1. Men in suits are hot. Three piece, wide peak lapels, the works. What guy doesn’t look good in a well-made suit? Ask Harvey Specter (Suits), Neal Caffrey (White Collar), John James Preston III (Sex and the City), they’ll all tell you, or better yet, show you.
2. Aling Ude’s tokwa’t baboy cures all hangover ails. Catch her at the Marikina Riverbanks early morning every day (I think except Sunday?)
3. The MyThai/Jack’s Loft in Il Terrazzo aint a bad place to work, an outlet, fishbowl iced tea, and cheesecake! (Though sidenote, not a fan of their pad thai, too greasy, yecch).
4. Making a mix tape to introduce a coworker to Filipino music is harder than I thought, when you can’t pick songs sung in Filipino, it makes for a really watered down mix.
5. Don’t get a haircut when you’re bored, or at least tell the stylist to “do whatever” or you’ll end up with a haircut that you’ll have zero idea on how to get back the moment you step out the salon. It will also leave you looking like Billy Ray Cyrus in the 90s.
6. Singing Bob Marley’s “We jammin'” while eating ube jam makes for a very annoyed, within earshot mother.

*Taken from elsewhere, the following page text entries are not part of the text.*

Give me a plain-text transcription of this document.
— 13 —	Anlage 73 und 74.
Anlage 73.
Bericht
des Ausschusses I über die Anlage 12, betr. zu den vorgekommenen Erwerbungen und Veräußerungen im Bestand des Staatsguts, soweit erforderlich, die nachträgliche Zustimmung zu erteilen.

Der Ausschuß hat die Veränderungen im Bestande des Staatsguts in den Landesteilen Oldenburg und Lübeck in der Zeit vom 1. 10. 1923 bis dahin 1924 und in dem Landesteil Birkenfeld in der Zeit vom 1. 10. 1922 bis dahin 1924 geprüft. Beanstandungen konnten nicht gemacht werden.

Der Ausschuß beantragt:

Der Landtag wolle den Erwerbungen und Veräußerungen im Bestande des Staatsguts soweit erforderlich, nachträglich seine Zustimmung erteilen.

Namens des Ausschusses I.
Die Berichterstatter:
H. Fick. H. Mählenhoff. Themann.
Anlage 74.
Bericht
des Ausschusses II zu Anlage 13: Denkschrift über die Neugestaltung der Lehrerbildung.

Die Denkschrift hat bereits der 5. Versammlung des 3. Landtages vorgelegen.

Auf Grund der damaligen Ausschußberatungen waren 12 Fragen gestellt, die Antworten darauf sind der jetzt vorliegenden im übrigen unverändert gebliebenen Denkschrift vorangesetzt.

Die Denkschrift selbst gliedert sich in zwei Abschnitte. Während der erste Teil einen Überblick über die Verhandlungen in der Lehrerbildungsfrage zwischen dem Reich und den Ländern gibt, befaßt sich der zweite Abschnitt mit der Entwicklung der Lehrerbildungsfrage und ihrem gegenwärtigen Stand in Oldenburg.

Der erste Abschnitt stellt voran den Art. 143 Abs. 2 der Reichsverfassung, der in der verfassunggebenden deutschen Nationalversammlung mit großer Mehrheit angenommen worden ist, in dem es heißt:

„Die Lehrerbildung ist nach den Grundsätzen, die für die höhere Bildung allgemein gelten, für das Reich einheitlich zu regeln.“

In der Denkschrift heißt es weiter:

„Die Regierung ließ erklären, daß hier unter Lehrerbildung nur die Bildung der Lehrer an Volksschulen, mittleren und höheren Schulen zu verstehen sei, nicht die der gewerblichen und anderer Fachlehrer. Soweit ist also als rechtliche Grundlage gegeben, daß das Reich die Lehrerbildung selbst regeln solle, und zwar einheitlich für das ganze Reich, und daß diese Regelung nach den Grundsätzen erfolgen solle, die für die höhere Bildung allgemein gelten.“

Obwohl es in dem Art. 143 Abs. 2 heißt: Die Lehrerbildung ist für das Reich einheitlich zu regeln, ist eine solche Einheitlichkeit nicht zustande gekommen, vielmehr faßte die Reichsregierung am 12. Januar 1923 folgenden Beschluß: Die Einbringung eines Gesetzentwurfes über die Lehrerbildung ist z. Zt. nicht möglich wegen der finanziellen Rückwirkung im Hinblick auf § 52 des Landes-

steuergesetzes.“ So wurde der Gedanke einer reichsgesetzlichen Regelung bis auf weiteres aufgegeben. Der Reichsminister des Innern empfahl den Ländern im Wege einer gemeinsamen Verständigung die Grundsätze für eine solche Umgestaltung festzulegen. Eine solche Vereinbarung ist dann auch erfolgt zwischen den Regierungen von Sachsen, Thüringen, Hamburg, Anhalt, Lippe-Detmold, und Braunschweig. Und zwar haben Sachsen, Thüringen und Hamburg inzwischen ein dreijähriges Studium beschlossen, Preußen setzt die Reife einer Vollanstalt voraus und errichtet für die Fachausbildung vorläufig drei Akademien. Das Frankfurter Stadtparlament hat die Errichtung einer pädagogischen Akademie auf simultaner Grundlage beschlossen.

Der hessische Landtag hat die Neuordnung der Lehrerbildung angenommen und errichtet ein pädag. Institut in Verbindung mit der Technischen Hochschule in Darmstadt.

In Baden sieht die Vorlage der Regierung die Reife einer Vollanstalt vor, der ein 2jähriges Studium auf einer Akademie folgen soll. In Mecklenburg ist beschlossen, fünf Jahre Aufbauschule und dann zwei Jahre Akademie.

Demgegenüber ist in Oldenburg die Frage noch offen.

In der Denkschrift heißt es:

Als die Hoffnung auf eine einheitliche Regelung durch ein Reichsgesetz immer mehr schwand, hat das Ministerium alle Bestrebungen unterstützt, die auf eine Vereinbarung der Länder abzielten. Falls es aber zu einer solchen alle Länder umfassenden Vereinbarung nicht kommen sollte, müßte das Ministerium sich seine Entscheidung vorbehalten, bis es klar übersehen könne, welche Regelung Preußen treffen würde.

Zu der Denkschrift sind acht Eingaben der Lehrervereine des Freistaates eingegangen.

7. the Transporter tv series feels like FPJ, Lito Lapid and Chuck Norris collaborated on a character and made him drive. He gives chicks money after smashing their car to save her life, gets a multibillionaire heiress to strip naked in front of him to “get a man’s opinion”, crushed more than a dozen apparently inept armed men with his bare hands, and got a police inspector to water his daisies with a single look. Absurd, and Statham is ten times sexier with that rough voice and workingman appeal that carries all his movies, however absurd they seem, the guy in this one, not really.
8. Hellish hot Mondays make for very absurd thoughts. What do you think?